The Snowboard Asylum Appoints Canoe As UK PR Partner

Canoe, the London-based creative communications agency, is pleased to announce its new partnership with The Snowboard Asylum (TSA), the UK’s leading retail destination for snowboarders.
TSA has built a reputation for curating the best in snowboarding gear, apparel, and accessories, combining premium brands with expert knowledge and a passion for the snowboarding community. The brand supports riders of all levels, from first-timers to seasoned pros, providing equipment, advice, and events that bring the snowboarding world to life.
Leveraging its longstanding affinity with the snowboarding community, Canoe will provide PR support to build on TSA’s presence in the UK market, reinforce the brand’s leadership throughout the upcoming winter season and drive greater awareness of its product range.
They say "Canoe was founded in 2003 with a desire to do things differently. That ethos remains today, just on a much bigger scale. We’re still based in East London but have grown from a two-person PR machine into a thriving group of multi-skilled communicators and creators.'
TSA joins Canoe’s winter sports portfolio alongside brands such as Burton and Oakley, reinforcing the agency’s expertise in the sector.
The Snowboard Asylum (TSA) has been at the forefront of UK snowboarding for over 35 years. They’ve helped guide the sport from its pioneering days of the 1980s, through the boom years of the ’90s and 2000s to the modern-day, where snowboarding is an integral part of the winter sports landscape.
The TSA story originates back in the mid-1980s whenthey first teamed up with a small Vermont-based snowboard company called Burton, to sell their new Elite and Cruzer snowboards. Little did they realise how our two brands would develop over the next three decades.
The first seeds for TSA as a stand-alone brand were planted in October 1989; parent company Ellis Brigham gave a tiny booth tucked down an empty corridor, facing a blank wall at the Earls Court Ski Show. With their own identity and a small collection of Sims and Nitro snowboards, they ignored the wrath of the then-snowboard-hating ski world to push the sport we loved.

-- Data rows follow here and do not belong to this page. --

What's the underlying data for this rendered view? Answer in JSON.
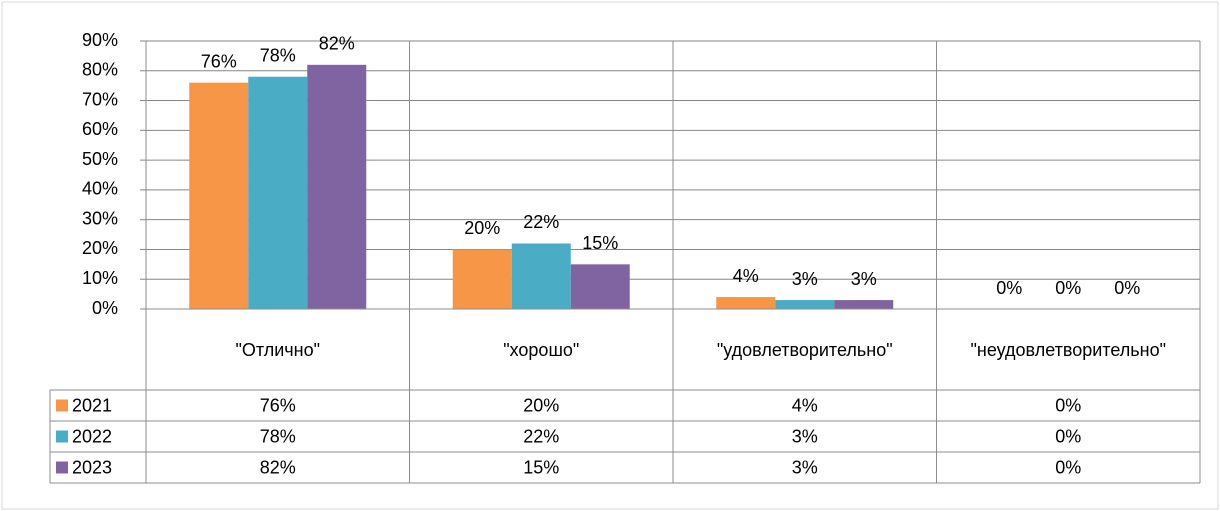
{
  "chart_data": {
    "type": "bar",
    "categories": [
      "\"Отлично\"",
      "\"хорошо\"",
      "\"удовлетворительно\"",
      "\"неудовлетворительно\""
    ],
    "series": [
      {
        "name": "2021",
        "color": "#f79646",
        "values": [
          76,
          20,
          4,
          0
        ],
        "value_labels": [
          "76%",
          "20%",
          "4%",
          "0%"
        ]
      },
      {
        "name": "2022",
        "color": "#4bacc6",
        "values": [
          78,
          22,
          3,
          0
        ],
        "value_labels": [
          "78%",
          "22%",
          "3%",
          "0%"
        ]
      },
      {
        "name": "2023",
        "color": "#8064a2",
        "values": [
          82,
          15,
          3,
          0
        ],
        "value_labels": [
          "82%",
          "15%",
          "3%",
          "0%"
        ]
      }
    ],
    "ylim": [
      0,
      90
    ],
    "yticks": [
      {
        "value": 0,
        "label": "0%"
      },
      {
        "value": 10,
        "label": "10%"
      },
      {
        "value": 20,
        "label": "20%"
      },
      {
        "value": 30,
        "label": "30%"
      },
      {
        "value": 40,
        "label": "40%"
      },
      {
        "value": 50,
        "label": "50%"
      },
      {
        "value": 60,
        "label": "60%"
      },
      {
        "value": 70,
        "label": "70%"
      },
      {
        "value": 80,
        "label": "80%"
      },
      {
        "value": 90,
        "label": "90%"
      }
    ],
    "grid": true,
    "data_table": true
  }
}
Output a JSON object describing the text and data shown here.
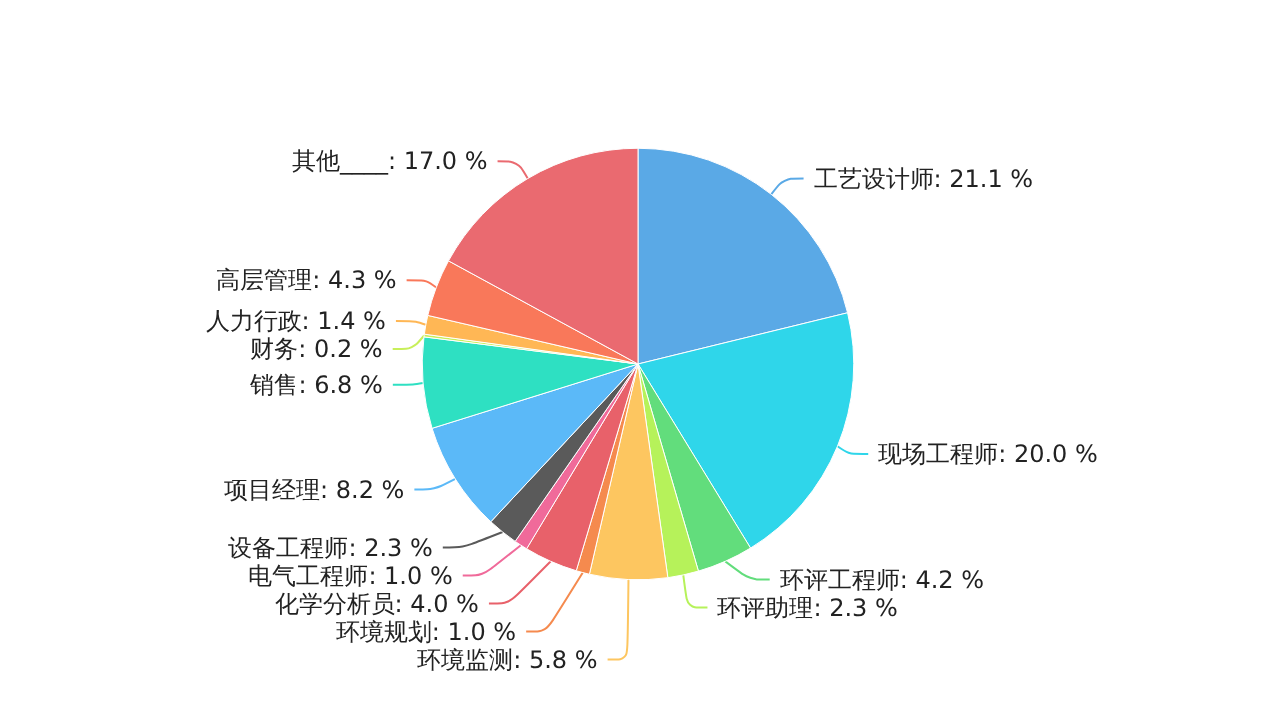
{
  "chart_data": {
    "type": "pie",
    "categories": [
      "工艺设计师",
      "现场工程师",
      "环评工程师",
      "环评助理",
      "环境监测",
      "环境规划",
      "化学分析员",
      "电气工程师",
      "设备工程师",
      "项目经理",
      "销售",
      "财务",
      "人力行政",
      "高层管理",
      "其他____"
    ],
    "values": [
      21.1,
      20.0,
      4.2,
      2.3,
      5.8,
      1.0,
      4.0,
      1.0,
      2.3,
      8.2,
      6.8,
      0.2,
      1.4,
      4.3,
      17.0
    ],
    "colors": [
      "#5aa9e6",
      "#2fd6ea",
      "#62dd7c",
      "#b6f25a",
      "#fdc660",
      "#f58a4e",
      "#e8616a",
      "#f06a9a",
      "#5a5a5a",
      "#5bb9f8",
      "#2ee0c2",
      "#c8ef5a",
      "#ffb755",
      "#f9785a",
      "#ea6a70"
    ],
    "value_labels": [
      "21.1 %",
      "20.0 %",
      "4.2 %",
      "2.3 %",
      "5.8 %",
      "1.0 %",
      "4.0 %",
      "1.0 %",
      "2.3 %",
      "8.2 %",
      "6.8 %",
      "0.2 %",
      "1.4 %",
      "4.3 %",
      "17.0 %"
    ]
  }
}
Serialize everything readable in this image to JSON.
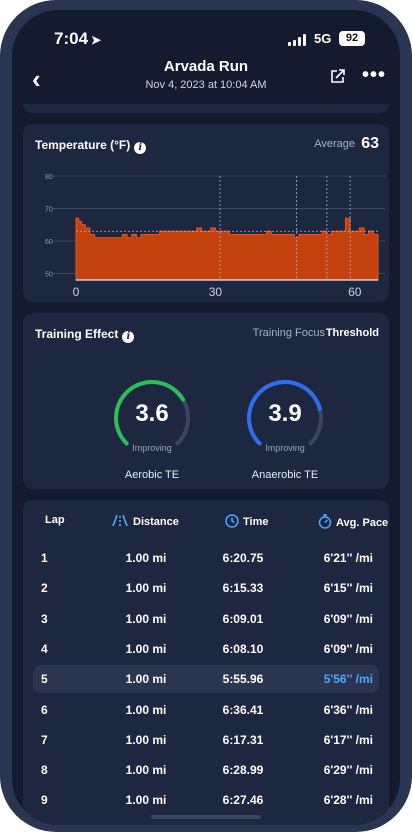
{
  "status_bar": {
    "time": "7:04",
    "network": "5G",
    "battery": "92"
  },
  "header": {
    "title": "Arvada Run",
    "subtitle": "Nov 4, 2023 at 10:04 AM",
    "back_icon": "chevron-left-icon",
    "share_icon": "share-icon",
    "more_icon": "more-icon"
  },
  "temperature": {
    "title": "Temperature (°F)",
    "average_label": "Average",
    "average_value": "63"
  },
  "chart_data": {
    "type": "area",
    "title": "Temperature (°F)",
    "x_ticks": [
      "0",
      "30",
      "60"
    ],
    "y_ticks": [
      "80",
      "70",
      "60",
      "50"
    ],
    "xlim": [
      0,
      65
    ],
    "ylim": [
      48,
      80
    ],
    "average": 63,
    "grid": true,
    "lap_marker_x": [
      31,
      47.5,
      54,
      59
    ],
    "x": [
      0,
      0.6,
      1.2,
      2,
      3,
      4,
      5,
      6,
      7,
      8,
      9,
      10,
      11,
      12,
      13,
      14,
      15,
      16,
      17,
      18,
      19,
      20,
      21,
      22,
      23,
      24,
      25,
      26,
      27,
      28,
      29,
      30,
      31,
      32,
      33,
      34,
      35,
      36,
      37,
      38,
      39,
      40,
      41,
      42,
      43,
      44,
      45,
      46,
      47,
      48,
      49,
      50,
      51,
      52,
      53,
      54,
      55,
      56,
      57,
      58,
      59,
      60,
      61,
      62,
      63,
      64,
      65
    ],
    "values": [
      67,
      66,
      65,
      64,
      62,
      61,
      61,
      61,
      61,
      61,
      61,
      62,
      61,
      62,
      61,
      62,
      62,
      62,
      62,
      63,
      63,
      63,
      63,
      63,
      63,
      63,
      63,
      64,
      63,
      63,
      64,
      63,
      63,
      63,
      62,
      62,
      62,
      62,
      62,
      62,
      62,
      62,
      63,
      62,
      62,
      62,
      62,
      62,
      61,
      62,
      62,
      62,
      62,
      62,
      63,
      62,
      63,
      63,
      63,
      67,
      63,
      63,
      64,
      62,
      63,
      62,
      62
    ]
  },
  "training_effect": {
    "title": "Training Effect",
    "focus_label": "Training Focus",
    "focus_value": "Threshold",
    "aerobic": {
      "value": "3.6",
      "value_num": 3.6,
      "status": "Improving",
      "label": "Aerobic TE",
      "color": "#2dbd5a"
    },
    "anaerobic": {
      "value": "3.9",
      "value_num": 3.9,
      "status": "Improving",
      "label": "Anaerobic TE",
      "color": "#2f6df0"
    },
    "max": 5
  },
  "laps": {
    "columns": {
      "lap": "Lap",
      "distance": "Distance",
      "time": "Time",
      "pace": "Avg. Pace"
    },
    "rows": [
      {
        "lap": "1",
        "distance": "1.00 mi",
        "time": "6:20.75",
        "pace": "6'21'' /mi"
      },
      {
        "lap": "2",
        "distance": "1.00 mi",
        "time": "6:15.33",
        "pace": "6'15'' /mi"
      },
      {
        "lap": "3",
        "distance": "1.00 mi",
        "time": "6:09.01",
        "pace": "6'09'' /mi"
      },
      {
        "lap": "4",
        "distance": "1.00 mi",
        "time": "6:08.10",
        "pace": "6'09'' /mi"
      },
      {
        "lap": "5",
        "distance": "1.00 mi",
        "time": "5:55.96",
        "pace": "5'56'' /mi"
      },
      {
        "lap": "6",
        "distance": "1.00 mi",
        "time": "6:36.41",
        "pace": "6'36'' /mi"
      },
      {
        "lap": "7",
        "distance": "1.00 mi",
        "time": "6:17.31",
        "pace": "6'17'' /mi"
      },
      {
        "lap": "8",
        "distance": "1.00 mi",
        "time": "6:28.99",
        "pace": "6'29'' /mi"
      },
      {
        "lap": "9",
        "distance": "1.00 mi",
        "time": "6:27.46",
        "pace": "6'28'' /mi"
      }
    ],
    "highlight_row": "5"
  }
}
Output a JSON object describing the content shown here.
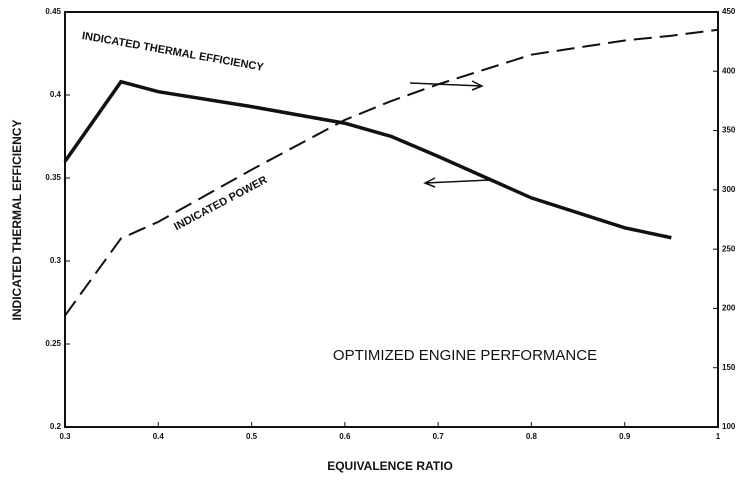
{
  "chart_data": {
    "type": "line",
    "title": "OPTIMIZED ENGINE PERFORMANCE",
    "x_label": "EQUIVALENCE RATIO",
    "y_label": "INDICATED THERMAL EFFICIENCY",
    "x": [
      0.3,
      0.36,
      0.4,
      0.5,
      0.6,
      0.65,
      0.7,
      0.8,
      0.9,
      0.95,
      1.0
    ],
    "series": [
      {
        "name": "INDICATED THERMAL EFFICIENCY",
        "color": "#111111",
        "style": "solid",
        "values": [
          0.36,
          0.408,
          0.402,
          0.393,
          0.383,
          0.375,
          0.363,
          0.338,
          0.32,
          0.314,
          null
        ]
      },
      {
        "name": "INDICATED POWER",
        "color": "#111111",
        "style": "dashed",
        "axis": "y2",
        "values": [
          194,
          259,
          273,
          317,
          359,
          375,
          389,
          414,
          426,
          430,
          435
        ]
      }
    ],
    "xlim": [
      0.3,
      1
    ],
    "xticks": [
      0.3,
      0.4,
      0.5,
      0.6,
      0.7,
      0.8,
      0.9,
      1
    ],
    "ylim": [
      0.2,
      0.45
    ],
    "yticks": [
      0.2,
      0.25,
      0.3,
      0.35,
      0.4,
      0.45
    ],
    "y2lim": [
      100,
      450
    ],
    "y2ticks": [
      100,
      150,
      200,
      250,
      300,
      350,
      400,
      450
    ],
    "grid": false
  }
}
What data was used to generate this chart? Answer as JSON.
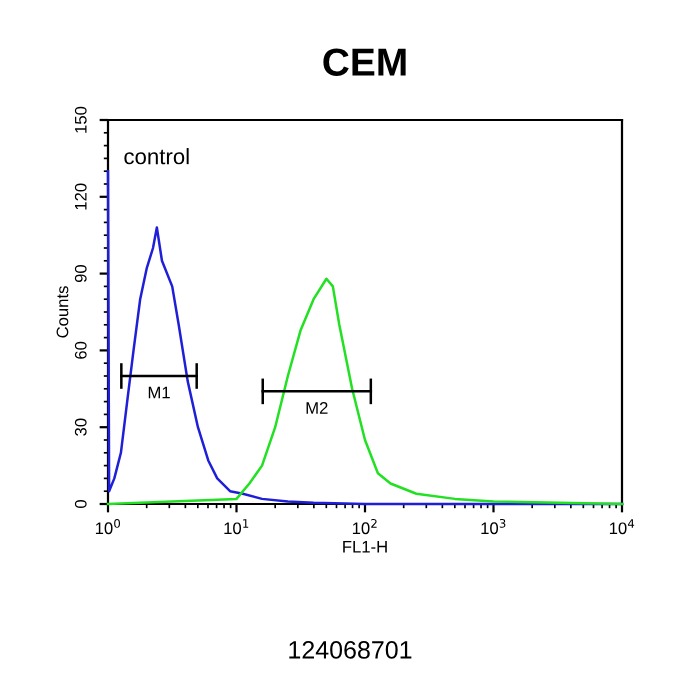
{
  "chart_data": {
    "type": "line",
    "title": "CEM",
    "xlabel": "FL1-H",
    "ylabel": "Counts",
    "log": "x",
    "xlim": [
      1,
      10000
    ],
    "xticks": [
      {
        "value": 1,
        "label": "10$^{0}$"
      },
      {
        "value": 10,
        "label": "10$^{1}$"
      },
      {
        "value": 100,
        "label": "10$^{2}$"
      },
      {
        "value": 1000,
        "label": "10$^{3}$"
      },
      {
        "value": 10000,
        "label": "10$^{4}$"
      }
    ],
    "ylim": [
      0,
      150
    ],
    "yticks": [
      0,
      30,
      60,
      90,
      120,
      150
    ],
    "grid": false,
    "legend": false,
    "series": [
      {
        "color": "#1f1fd8",
        "x": [
          1.0,
          1.02,
          1.12,
          1.26,
          1.41,
          1.58,
          1.78,
          2.0,
          2.24,
          2.4,
          2.63,
          3.16,
          3.55,
          4.17,
          5.01,
          6.03,
          7.08,
          8.91,
          11.2,
          15.8,
          25.1,
          39.8,
          100,
          1000,
          10000
        ],
        "values": [
          130,
          5,
          10,
          20,
          40,
          60,
          80,
          92,
          100,
          108,
          95,
          85,
          70,
          48,
          30,
          17,
          10,
          5,
          4,
          2,
          1,
          0.5,
          0,
          0,
          0
        ]
      },
      {
        "color": "#22e022",
        "x": [
          1.0,
          3.16,
          10.0,
          12.6,
          15.8,
          20.0,
          25.1,
          31.6,
          39.8,
          50.1,
          56.2,
          63.1,
          79.4,
          100,
          126,
          158,
          251,
          501,
          1000,
          10000
        ],
        "values": [
          0,
          1,
          2,
          8,
          15,
          30,
          50,
          68,
          80,
          88,
          85,
          70,
          45,
          25,
          12,
          8,
          4,
          2,
          1,
          0
        ]
      },
      {
        "name": "M1",
        "color": "#000000",
        "x": [
          1.27,
          4.9
        ],
        "values": [
          50,
          50
        ],
        "errors": [
          5,
          5
        ]
      },
      {
        "name": "M2",
        "color": "#000000",
        "x": [
          16,
          111
        ],
        "values": [
          44,
          44
        ],
        "errors": [
          5,
          5
        ]
      }
    ],
    "annotations": [
      "control",
      "124068701"
    ]
  }
}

Today, TSA is still headed up by the same team that staffed that booth in Earls Court all those years ago. They’ve gained a few pounds and lost some hair over the years, but the passion for snowboarding and goals remain the same; to help as many people experience the same joy that snowboarding has brought them. Yes, the sport has changed; it’s no longer that punk rock, anti-establishment-attitude-fuelled monster it used to be but what hasn’t changed is the experience of painting fresh lines in untouched powder, the euphoria of a killer faceshot, the feeling you get charging groomers, and the high you feel putting down that first trick. From 1989 'til forever, TSA has got you covered.